Fidel Castro: 'I don't trust the US, nor have I spoken with them'
HAVANA - Agence France-Presse
Cuba's Fidel Castro during a meeting on Jul. 14, 2014. AP PhotoFidel Castro does not "trust the US, nor have I spoken with them," the revolutionary icon, 88, said in a letter attributed to him and read out on state television on Jan. 26.
"That does not represent -- far from it -- a rejection of peacefully settling conflicts," said the letter, a week after communist Cuba and the United States held landmark talks in Havana as they attempt to normalize ties.
US President Barack Obama and Cuban President Raul Castro announced December 17 that the Cold War rivals would work to normalize relations that broke off in 1961.
In Washington, some Cuban-American lawmakers slammed Obama, saying his administration had given up too much without securing human rights commitments from the Americas' only one party Communist-ruled country.
Yet what many observers found most stunning in so much change is that the leader of Cuba's 1959 revolution -- a lawyer by training famous for speaking for hours in excruciating detail -- has yet to publicly speak about the detente that his brother Raul, 83, has engaged with his old enemy.
Many analysts expect that Cuba's president would not have set out on this diplomatic route without his brother's approval and support. That makes it stranger still that Fidel Castro has not spoken about Havana's change in course.
That led to speculation on the health of Fidel Castro -- including rumors he was dying or dead earlier this month. Then his longtime friend footballer Diego Maradona announced two weeks ago that he had received a letter from Fidel Castro as well.
"Cuba's president has taken steps within his range of authority and the powers granted him by the National Assembly, and the Communist Party of Cuba," the letter attributed to Fidel Castro added.

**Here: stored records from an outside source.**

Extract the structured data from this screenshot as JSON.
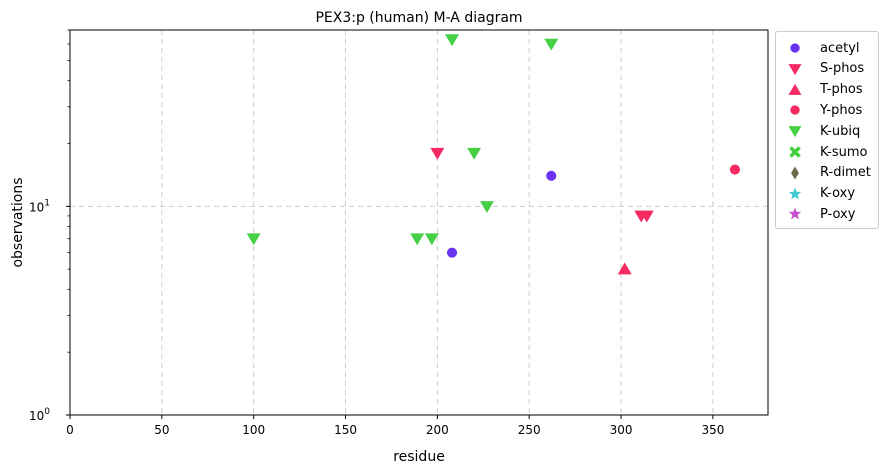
{
  "chart_data": {
    "type": "scatter",
    "title": "PEX3:p (human) M-A diagram",
    "xlabel": "residue",
    "ylabel": "observations",
    "xlim": [
      0,
      380
    ],
    "ylim": [
      1,
      70
    ],
    "yscale": "log",
    "x_ticks": [
      0,
      50,
      100,
      150,
      200,
      250,
      300,
      350
    ],
    "y_ticks": [
      {
        "value": 1,
        "base": "10",
        "exp": "0"
      },
      {
        "value": 10,
        "base": "10",
        "exp": "1"
      }
    ],
    "grid": true,
    "legend_position": "outside-right",
    "series": [
      {
        "name": "acetyl",
        "marker": "circle",
        "color": "#6a33f2",
        "points": [
          {
            "x": 208,
            "y": 6
          },
          {
            "x": 262,
            "y": 14
          }
        ]
      },
      {
        "name": "S-phos",
        "marker": "triangle-down",
        "color": "#f52a62",
        "points": [
          {
            "x": 200,
            "y": 18
          },
          {
            "x": 311,
            "y": 9
          },
          {
            "x": 314,
            "y": 9
          }
        ]
      },
      {
        "name": "T-phos",
        "marker": "triangle-up",
        "color": "#f52a62",
        "points": [
          {
            "x": 302,
            "y": 5
          }
        ]
      },
      {
        "name": "Y-phos",
        "marker": "circle",
        "color": "#f52a62",
        "points": [
          {
            "x": 362,
            "y": 15
          }
        ]
      },
      {
        "name": "K-ubiq",
        "marker": "triangle-down",
        "color": "#46d046",
        "points": [
          {
            "x": 100,
            "y": 7
          },
          {
            "x": 189,
            "y": 7
          },
          {
            "x": 197,
            "y": 7
          },
          {
            "x": 208,
            "y": 63
          },
          {
            "x": 220,
            "y": 18
          },
          {
            "x": 227,
            "y": 10
          },
          {
            "x": 262,
            "y": 60
          }
        ]
      },
      {
        "name": "K-sumo",
        "marker": "x-filled",
        "color": "#46d046",
        "points": []
      },
      {
        "name": "R-dimet",
        "marker": "diamond",
        "color": "#6b6b48",
        "points": []
      },
      {
        "name": "K-oxy",
        "marker": "star",
        "color": "#3fc8d2",
        "points": []
      },
      {
        "name": "P-oxy",
        "marker": "star",
        "color": "#c84fd0",
        "points": []
      }
    ]
  }
}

"We shall always defend cooperation and friendship with all of the world's peoples, among them our political adversaries," the letter dated Monday added.
It did not address swirling rumors of his demise, which have cropped up often since Fidel Castro first took seriously ill in 2006.

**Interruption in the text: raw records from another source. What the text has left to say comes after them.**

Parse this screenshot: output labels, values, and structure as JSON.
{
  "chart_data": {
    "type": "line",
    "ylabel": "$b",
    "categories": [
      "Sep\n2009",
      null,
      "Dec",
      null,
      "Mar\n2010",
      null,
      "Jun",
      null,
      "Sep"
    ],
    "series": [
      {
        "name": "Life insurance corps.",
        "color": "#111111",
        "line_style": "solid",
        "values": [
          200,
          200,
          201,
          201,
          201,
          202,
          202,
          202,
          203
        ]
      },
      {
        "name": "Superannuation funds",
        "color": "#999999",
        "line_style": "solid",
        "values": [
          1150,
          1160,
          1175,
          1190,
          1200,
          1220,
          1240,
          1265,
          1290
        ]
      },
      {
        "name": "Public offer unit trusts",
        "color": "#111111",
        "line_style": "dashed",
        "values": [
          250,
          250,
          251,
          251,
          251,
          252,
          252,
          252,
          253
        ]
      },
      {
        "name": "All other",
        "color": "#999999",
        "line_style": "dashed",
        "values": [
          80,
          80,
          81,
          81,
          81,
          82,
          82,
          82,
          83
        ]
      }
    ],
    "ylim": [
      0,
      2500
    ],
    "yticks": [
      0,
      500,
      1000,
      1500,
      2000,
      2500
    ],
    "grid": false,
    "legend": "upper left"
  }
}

With only official state media offering Cuba's 11 million people information, word of mouth can be an influential factor in the economically distressed country's everyday life.
Cuban authorities have seemed keen to tamp down on the rumors on the streets, which seem to have been deflated by the Maradona letter. Its contents have not been released.
Obama has called on Congress to lift the US embargo on Havana, and used executive powers to ease some travel and trade restrictions. He has also given the State Department six months to review whether Cuba should remain on the terror list.
Pope Francis played a central role in mediating the secret negotiations that led to the December announcement.
Fidel Castro stepped aside in 2006 during a health crisis. Raul Castro, the longtime armed forces chief, took his brother's place at Cuba's helm.
The last time Fidel Castro was seen in public was January 8, 2014 at an event for an artist friend, Alexis Leyva, who is nicknamed Kcho.